Fun fact! When I published the Pyramid of Pain in 2013 it didn’t exactly match up with today’s version. Here’s what it originally looked like:
Notice anything different? The bottom level of the Pyramid was originally “IP Addresses”. It wasn’t until almost a year later that I revised it to include a new layer for static hashes (e.g. MD5 or SHA1) as the bottom level.
It’s not that I forgot hashes existed. How could I, when they are a major component of many of our threat intel feeds? The reason I didn’t originally include hashes is because they are terrible for incident detection and using them for that is a waste of time. It was only after I got so many questions about where they fell on the Pyramid that I relented and released a version including them at their rightful place on the bottom.
Why Hashes are Bad for Detection
I teach network forensics for SANS, and as part of that class we use the Pyramid to discuss the types of IOCs that forensics commonly produces. I start at the bottom of the Pyramid and work my way up, so pretty much the first thing I tell my students about IOCs is that hash values received from others (which we’ll call third-party hashes) are not useful for detection. This is because hashes are the most volatile and easiest to change of all the common types of IOCs. Flip one bit, or maybe just recompile a binary and the hash changes.
Interestingly, hashes are by far the highest fidelity of all the common indicator types because they don’t generate false positive matches. If you are looking for a hash and you find a match, it’s pretty much guaranteed that you found exactly what you were looking for. Of course, I’m aware that hash collision attacks exist, but threat actors generally use those to match a known-benign hash value to evade detection, and we probably wouldn’t be looking for benign hash values for incident detection. We can safely discount those.
“Zero false positives” sounds great, right?? Here’s the problem with hashes: if you get a hot tip about a malicious hash from an intel feed or vendor report, you’re extremely unlikely to ever find a file matching that hash in your own environment. Hashes are just too easily and frequently changed to be effective as IOCs. The unfavorable effort/reward ratio means it’s too expensive for the tiny amount of value you get out of it.
I formed this conclusion based on personal experience running a detection program for a huge multinational company and my opinion hasn’t changed since then. However, it recently occurred to me that “personal experience” isn’t measurable and therefore may not be the best data upon which to base such a conclusion.

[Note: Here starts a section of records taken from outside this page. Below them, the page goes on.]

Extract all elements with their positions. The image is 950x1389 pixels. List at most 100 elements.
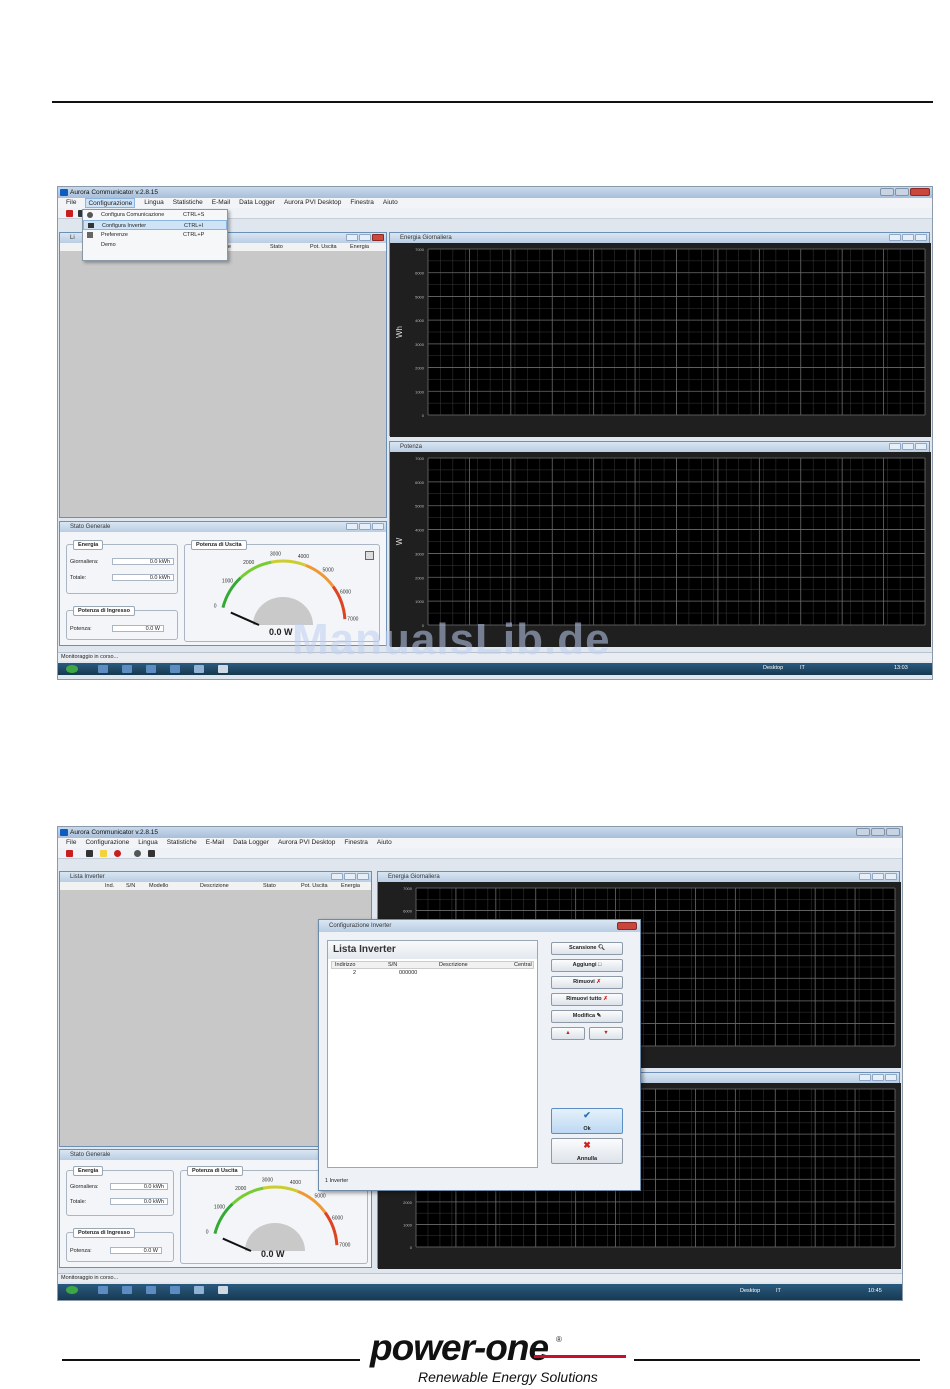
menu-item-configura-inverter[interactable]: Configura Inverter CTRL+I <box>83 220 227 230</box>
menu-item-demo[interactable]: Demo <box>83 240 227 250</box>
menu-data-logger[interactable]: Data Logger <box>239 198 275 208</box>
menu-aurora-pvi-desktop[interactable]: Aurora PVI Desktop <box>284 198 341 208</box>
move-up-button[interactable]: ▲ <box>551 1027 585 1040</box>
panel-minimize-button[interactable] <box>859 1074 871 1081</box>
maximize-button[interactable] <box>871 828 885 836</box>
scan-button[interactable]: Scansione 🔍︎ <box>551 942 623 955</box>
menu-aiuto[interactable]: Aiuto <box>383 198 398 208</box>
menu-configurazione[interactable]: Configurazione <box>85 198 136 208</box>
column-header[interactable]: S/N <box>126 882 135 890</box>
start-icon[interactable] <box>66 1286 78 1294</box>
column-header[interactable]: Modello <box>149 882 168 890</box>
stop-icon[interactable] <box>66 210 73 217</box>
taskbar-language[interactable]: IT <box>776 1288 781 1294</box>
panel-restore-button[interactable] <box>902 443 914 450</box>
panel-close-button[interactable] <box>915 234 927 241</box>
menu-data-logger[interactable]: Data Logger <box>233 838 269 848</box>
menu-aurora-pvi-desktop[interactable]: Aurora PVI Desktop <box>278 838 335 848</box>
taskbar-app-icon[interactable] <box>98 665 108 673</box>
panel-minimize-button[interactable] <box>859 873 871 880</box>
menu-email[interactable]: E-Mail <box>212 198 230 208</box>
menu-finestra[interactable]: Finestra <box>350 198 373 208</box>
column-header[interactable]: Descrizione <box>200 882 229 890</box>
column-header[interactable]: Indirizzo <box>335 962 355 968</box>
lightning-icon[interactable] <box>100 850 107 857</box>
menu-finestra[interactable]: Finestra <box>344 838 367 848</box>
cancel-button[interactable]: ✖ Annulla <box>551 1138 623 1164</box>
maximize-button[interactable] <box>895 188 909 196</box>
panel-restore-button[interactable] <box>359 523 371 530</box>
panel-restore-button[interactable] <box>359 234 371 241</box>
close-button[interactable] <box>910 188 930 196</box>
panel-minimize-button[interactable] <box>889 234 901 241</box>
column-header[interactable]: Stato <box>270 243 283 251</box>
taskbar-app-icon[interactable] <box>194 665 204 673</box>
panel-close-button[interactable] <box>885 873 897 880</box>
panel-minimize-button[interactable] <box>346 234 358 241</box>
add-button[interactable]: Aggiungi □ <box>551 959 623 972</box>
taskbar-app-icon[interactable] <box>218 1286 228 1294</box>
panel-restore-button[interactable] <box>902 234 914 241</box>
start-icon[interactable] <box>66 665 78 673</box>
menu-email[interactable]: E-Mail <box>206 838 224 848</box>
taskbar-app-icon[interactable] <box>122 1286 132 1294</box>
move-down-button[interactable]: ▼ <box>589 1027 623 1040</box>
taskbar-app-icon[interactable] <box>194 1286 204 1294</box>
taskbar-language[interactable]: IT <box>800 665 805 671</box>
minimize-button[interactable] <box>880 188 894 196</box>
column-header[interactable]: Energia <box>341 882 360 890</box>
panel-restore-button[interactable] <box>344 873 356 880</box>
menu-aiuto[interactable]: Aiuto <box>377 838 392 848</box>
taskbar-app-icon[interactable] <box>146 1286 156 1294</box>
panel-restore-button[interactable] <box>872 1074 884 1081</box>
column-header[interactable]: S/N <box>388 962 397 968</box>
menu-statistiche[interactable]: Statistiche <box>173 198 203 208</box>
close-button[interactable] <box>886 828 900 836</box>
panel-close-button[interactable] <box>357 873 369 880</box>
stop-icon[interactable] <box>66 850 73 857</box>
taskbar-app-icon[interactable] <box>98 1286 108 1294</box>
minimize-button[interactable] <box>856 828 870 836</box>
panel-minimize-button[interactable] <box>889 443 901 450</box>
panel-close-button[interactable] <box>372 523 384 530</box>
panel-minimize-button[interactable] <box>346 523 358 530</box>
panel-minimize-button[interactable] <box>331 873 343 880</box>
dialog-close-button[interactable] <box>617 922 637 930</box>
column-header[interactable]: Central <box>514 962 532 968</box>
panel-restore-button[interactable] <box>872 873 884 880</box>
taskbar-app-icon[interactable] <box>170 665 180 673</box>
panel-close-button[interactable] <box>915 443 927 450</box>
taskbar-app-icon[interactable] <box>170 1286 180 1294</box>
menu-item-preferenze[interactable]: Preferenze CTRL+P <box>83 230 227 240</box>
table-row[interactable]: 2 000000 <box>331 969 534 977</box>
menu-lingua[interactable]: Lingua <box>144 198 164 208</box>
menu-file[interactable]: File <box>66 838 76 848</box>
remove-button[interactable]: Rimuovi ✗ <box>551 976 623 989</box>
taskbar-desktop[interactable]: Desktop <box>763 665 783 671</box>
panel-close-button[interactable] <box>885 1074 897 1081</box>
menu-item-configura-comunicazione[interactable]: Configura Comunicazione CTRL+S <box>83 210 227 220</box>
column-header[interactable]: Stato <box>263 882 276 890</box>
column-header[interactable]: Energia <box>350 243 369 251</box>
taskbar-desktop[interactable]: Desktop <box>740 1288 760 1294</box>
menu-configurazione[interactable]: Configurazione <box>85 838 129 848</box>
menu-file[interactable]: File <box>66 198 76 208</box>
gauge-settings-icon[interactable] <box>365 551 374 560</box>
inverter-icon[interactable] <box>86 850 93 857</box>
menu-lingua[interactable]: Lingua <box>138 838 158 848</box>
edit-button[interactable]: Modifica ✎ <box>551 1010 623 1023</box>
taskbar-app-icon[interactable] <box>146 665 156 673</box>
ok-button[interactable]: ✔ Ok <box>551 1108 623 1134</box>
column-header[interactable]: Descrizione <box>439 962 468 968</box>
menu-statistiche[interactable]: Statistiche <box>167 838 197 848</box>
gear-icon[interactable] <box>134 850 141 857</box>
panel-close-button[interactable] <box>372 234 384 241</box>
record-icon[interactable] <box>114 850 121 857</box>
taskbar-app-icon[interactable] <box>122 665 132 673</box>
remove-all-button[interactable]: Rimuovi tutto ✗ <box>551 993 623 1006</box>
column-header[interactable]: Ind. <box>105 882 114 890</box>
column-header[interactable]: Pot. Uscita <box>310 243 337 251</box>
monitor-icon[interactable] <box>148 850 155 857</box>
column-header[interactable]: Pot. Uscita <box>301 882 328 890</box>
taskbar-app-icon[interactable] <box>218 665 228 673</box>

I realized, though, that there might be a way to measure the detection effectiveness of hash values more objectively.
- The item had an MD5 hash value. This returns only files and not URLs that might also have been submitted for scanning. I used the unique MD5 values to identify all the different files.
- At least five different AV products marked it as malicious. This threshold is arbitrary, but I wanted to find only files that were probably malicious and guard against false positives from a single AV vendor.
- The file was submitted anytime during 2021. Technically, the time range was January 1st 2021 00:00:00 UTC or after, but before January 1st 2022 00:00:00 UTC. Analyzing an entire year’s worth of data ensures our sample size is large enough to allow us to draw accurate conclusions.
- The file had to have at least one submitter. This sounds odd, but there were a very small number of files (~1,200) that were somehow marked as having zero submitters. This is nonsense since someone had to submit these files for them to appear in the database. I removed these from the dataset.
- There is a one-to-one mapping between submitters and organizations. This may not be true in all cases, as it may be possible for a single organization to have multiple submitter IDs. In general, we expect this assumption to hold. VirusTotal allocates submitter IDs for each unique account, which are usually tied to individuals. However, most organizations who submit files regularly do so via automated processes, which typically run from a single account, and thus a single submitter ID. We expect that there will be a significant number of manual submissions, but that the sheer number of automated submissions will drown these out.
- The number of submitters is a good proxy for the number of organizations that observed the file. This is the assumption upon which the validity of the conclusions will rest, but it is a safe assumption. Since we’re dealing with malware, there’s a very good chance that some organizations will not detect the file’s presence on their network but given the very large number of submitters that routinely send files to this service, the chances of malware evading detection at nearly all sites for an entire year is small enough to discount their effect on the analysis.
# of Submitters Count of Files Percent of Total Files
1 10390005 91.81
2 649727 5.74
3 115159 1.02
4 47839 0.42
5 27759 0.25
6 15735 0.14
7 12243 0.11
8 8506 0.08
9 6833 0.06
10 5798 0.05
> 10 37153 0.33
If you prefer to see this visually, here’s what the histogram looks like:
As you can see, most malicious files (91.81%) were submitted from only a single source. There were also a substantial number of files submitted by exactly two (5.74%) or three (1.02%) sources. Together those three categories account for 98.57% percent of all malicious files. All the other categories were well below 1% of files (“4 submitters” was at 0.42% and they fell sharply from there).
Even lumping the remaining values into a “more than 10 submitters” category accounted for only 0.33% of all files. If we expect to detect third-party hash values on our own networks, we’d need to see many more files fall into this category. There’s no specific threshold for what this number should be for third-party hashes to be useful for detection, but 0.33% is well under any reasonable effectiveness threshold.